Agnes’s character development reveals the moral complexity that emerges when survival requires sustained deception. Her initial guilt over the gender masquerade gradually transforms into a more nuanced understanding of her moral responsibility, especially when she recognizes that her deception allows her to provide spiritual care to an abandoned community. The influenza epidemic becomes a crucial test of her moral character as she works alongside Mary Kashpaw and Pauline to provide comfort to the dying. Agnes’s growing comfort with her masculine persona therefore parallels her growing capacity for compassion and service, but her relationship with the troubled Pauline reveals the limits of her patience and understanding, and these chapters establish her ongoing struggle to maintain Christian charity toward someone whose behavior threatens her chosen community’s well-being.


As the narrative unfolds, the nested storytelling structure reflects tales within tales and documents within documents, illustrating the complexity of historical truths that arise in colonial contexts when multiple cultural perspectives compete for authority. This fragmented temporal structure is designed to complicate the very idea of objective “truth,” and to this end, the 1996 frame narrative provides an ironic commentary on the historical events that are more fully recounted in the earlier time frame. As the narrative shifts frequently between past and present, Erdrich shows the treacherous ways in which official history diverges from memory, and Agnes’s first-person accounts of her experiences often contradict the sanitized version that the Church would prefer to hear.
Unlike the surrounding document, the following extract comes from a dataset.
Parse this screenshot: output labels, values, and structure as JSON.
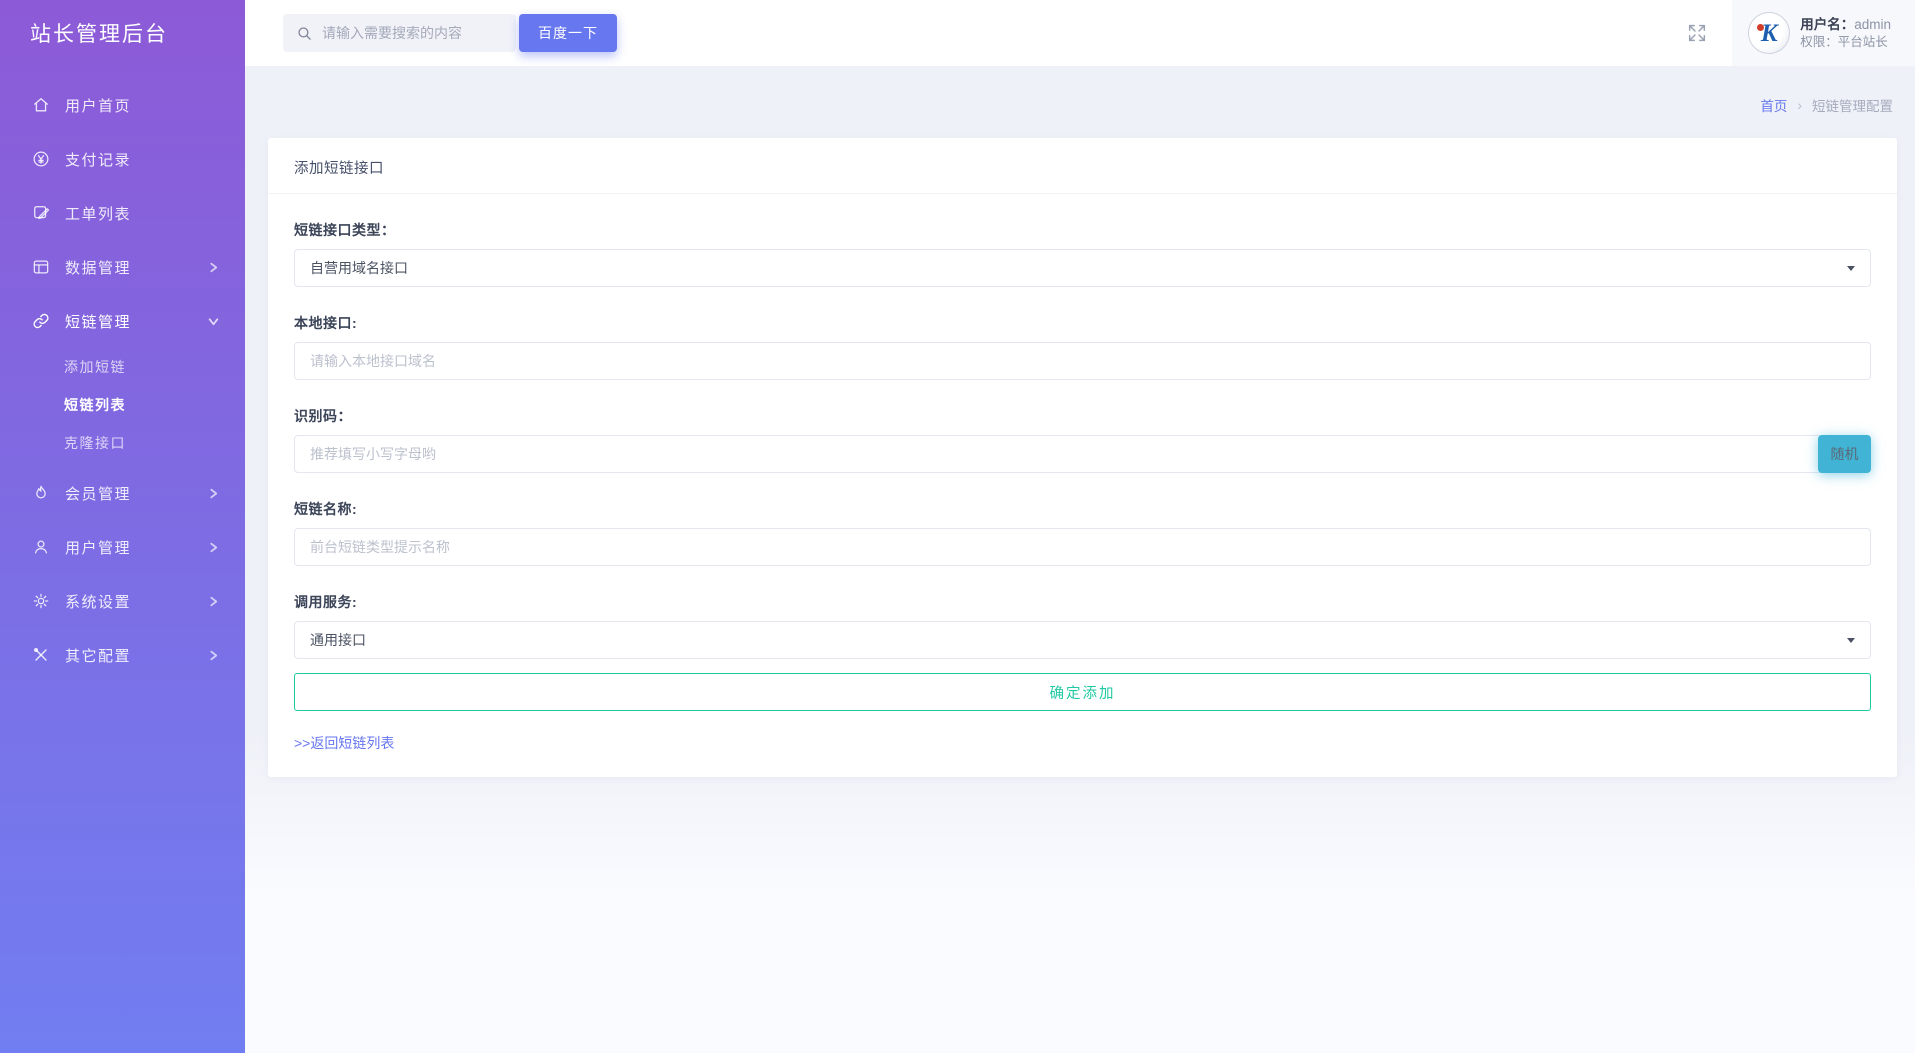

Thus, Father Jude’s investigation represents the Church’s institutional attempt to impose a false version of narrative coherence on liminal experiences that resist such organization, particularly regarding the deeper question of how to define a true miracle.


The collision between Ojibwe and Christian worldviews reaches its most intense expression through the complex figure of Pauline/Leopolda, whose spiritual practices blend Catholic mysticism with her Ojibwe heritage and a barrage of eccentric behavior that is presented as a psychological pathology. Leopolda’s extreme asceticism and apparent stigmata represent the dangerous intersection of religious devotion and cultural trauma, as her family heritage of violence and displacement taints her relationship with the divine. Within this context, her decision to abuse Marie (whom she alone knows to be her long-abandoned daughter) reflects her willingness to weaponize her own religious authority to perpetuate cycles of harm. On a broader scale, the Church’s 1996 investigation into Leopolda’s potential sainthood stands as a testament to the warping effects of colonial religious structures that appropriate and sanitize Indigenous suffering for their own purposes, transforming an individual’s genuine pain into a sanitized spiritual narrative.